Не лишено было политической окраски и одно частное событие конца сентября. Почта доставила мне письмо одного бывшего боннского профессора, работавшего теперь в Лондоне, которого уполномочили заранее выяснить, согласен ли я снова принять звание почетного доктора Боннского философского факультета, отнятое у меня под нажимом нацистов.
За естественно мирным тоном моего ответа: «С удовольствием приму!» — скрывалась успокоительная мысль, что все сказанное мною моим соотечественникам и миру в 1937 году, в связи с моим национальным и академическим отлучением, что «Переписка с Бонном», стало быть, отнюдь не зачеркивается этим восстановительным актом… И вскоре я вновь получил, в двух экземплярах, давно уже забытый мною высокопарно — латинский диплом 1919 года с очень теплыми сопроводительными письмами ректора и декана… В один из сентябрьских вечеров у меня долго сидел некий молодой человек, до глубины души потрясенный исходом выборов и новым политическим курсом своей страны, студент из Чикаго, член общества, пропагандирующего идею world government [296] , и вел со мной долгую беседу, в ходе которой об угрозе атомной бомбы и о необходимости международного контроля было сказано в точности то же самое, что в воззвании Эйнштейна и семи других физиков, опубликованном несколько недель спустя. Мой посетитель убеждал меня поехать в Чикаго и произнести перед участниками его организации речь о создании всемирного комитета для защиты мира. Я не мог дать согласия на такую поездку, но зато обещал ему написать statement [297] , или, выражаясь торжественнее, послание о мире как главной заповеди и о претворении этой утопии в практическое требование жизни и действительно прервал работу над текущей главой, чтобы сказать свое слово этой горячей, живой молодежи — нисколько, разумеется, не сомневаясь, что мой призыв потонет в злосчастных волнах судьбы еще быстрей и безвестнее, чем манифест великих ученых.
296
Всемирного правительства (англ.).
Совращения смертью (фр.).
297
Заявление (англ.)
В знак признательности за недавнюю статью «Мьюзикэл куортерли» подарил мне забавную книгу — факсимиле находящихся в Америке писем Бетховена.

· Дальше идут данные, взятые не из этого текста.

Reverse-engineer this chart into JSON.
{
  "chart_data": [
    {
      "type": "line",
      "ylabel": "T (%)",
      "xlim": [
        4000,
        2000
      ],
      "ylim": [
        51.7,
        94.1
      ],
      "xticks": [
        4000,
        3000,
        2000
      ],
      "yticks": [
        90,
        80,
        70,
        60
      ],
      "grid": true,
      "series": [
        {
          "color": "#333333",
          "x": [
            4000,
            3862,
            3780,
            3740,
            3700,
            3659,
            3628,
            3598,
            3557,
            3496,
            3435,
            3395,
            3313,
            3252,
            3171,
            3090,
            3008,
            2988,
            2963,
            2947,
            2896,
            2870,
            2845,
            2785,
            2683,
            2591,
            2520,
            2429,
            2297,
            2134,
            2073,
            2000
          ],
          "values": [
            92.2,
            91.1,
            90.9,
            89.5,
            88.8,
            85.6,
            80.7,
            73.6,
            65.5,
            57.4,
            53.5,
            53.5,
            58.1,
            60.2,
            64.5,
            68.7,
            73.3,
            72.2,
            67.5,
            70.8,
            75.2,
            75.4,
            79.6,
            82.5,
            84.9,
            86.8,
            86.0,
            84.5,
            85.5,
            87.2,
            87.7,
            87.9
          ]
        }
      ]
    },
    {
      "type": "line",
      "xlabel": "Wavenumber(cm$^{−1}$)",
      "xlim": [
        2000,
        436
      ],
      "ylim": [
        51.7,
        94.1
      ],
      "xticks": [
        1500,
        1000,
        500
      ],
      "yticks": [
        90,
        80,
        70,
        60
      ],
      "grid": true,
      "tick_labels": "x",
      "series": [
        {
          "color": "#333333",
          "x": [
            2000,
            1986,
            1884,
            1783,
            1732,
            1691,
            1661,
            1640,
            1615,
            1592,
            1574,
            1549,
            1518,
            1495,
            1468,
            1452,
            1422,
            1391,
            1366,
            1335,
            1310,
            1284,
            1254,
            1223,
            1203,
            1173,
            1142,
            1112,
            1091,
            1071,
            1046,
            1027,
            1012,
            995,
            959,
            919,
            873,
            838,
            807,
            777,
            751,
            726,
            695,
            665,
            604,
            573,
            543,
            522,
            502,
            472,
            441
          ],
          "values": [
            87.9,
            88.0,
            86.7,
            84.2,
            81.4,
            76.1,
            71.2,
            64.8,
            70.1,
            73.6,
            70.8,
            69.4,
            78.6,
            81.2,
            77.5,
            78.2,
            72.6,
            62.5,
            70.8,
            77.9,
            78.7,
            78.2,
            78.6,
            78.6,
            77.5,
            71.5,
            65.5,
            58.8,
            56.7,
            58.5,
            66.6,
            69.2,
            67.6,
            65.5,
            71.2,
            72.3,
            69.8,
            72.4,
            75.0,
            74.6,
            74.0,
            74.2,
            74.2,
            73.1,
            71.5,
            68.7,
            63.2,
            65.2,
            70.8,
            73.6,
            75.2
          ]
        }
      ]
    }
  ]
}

Я долго глядел на них, на этот нескладный, корявый почерк, на эту отчаянную орфографию — и сердце мое «не согрелось любовью». Опять стала понятна гётевская неприязнь к этому «неистовому человеку», и опять возникали раздумья о соотношении между музыкой и умом, музыкой и культурой, музыкой и гуманностью. Может быть, музыкальный гений вообще непричастен к гуманности и к «исправлению общества»? Может быть, он как раз им-то и противодействует? Но ведь Бетховен был человеком веры в революционную любовь к людям, и французские литераторы презрительно упрекали его за то, что он как музыкант говорит языком этакого радикального министра… Французы — эстеты, с этим ничего не поделаешь. Я лишний раз убедился в этом, сравнив две книги, немецкую и французскую, посвященные моей собственной работе и в ту осень почти одновременно мне попавшиеся. Заглавие французской книги (автор — Жан Фужер) связывает мое имя с идеей «seduction de la mort» [298] , тогда как немецкая, написанная Арнольдом Бауэром и вышедшая в Восточной зоне, говорит о моем творчестве в связи с «кризисом буржуазной культуры». Хочется спросить: верит ли вообще французский ум в наличие этого кризиса? Мне кажется, что, как и после первой мировой войны, французы предоставляют немцам «бредить апокалипсисами», проявляя гораздо больший интерес к красивостям, подобным этому «совращению смертью». Что немецкий ум метафизичен, а французский социален, верно лишь относительно…
298
Совращения смертью (фр.).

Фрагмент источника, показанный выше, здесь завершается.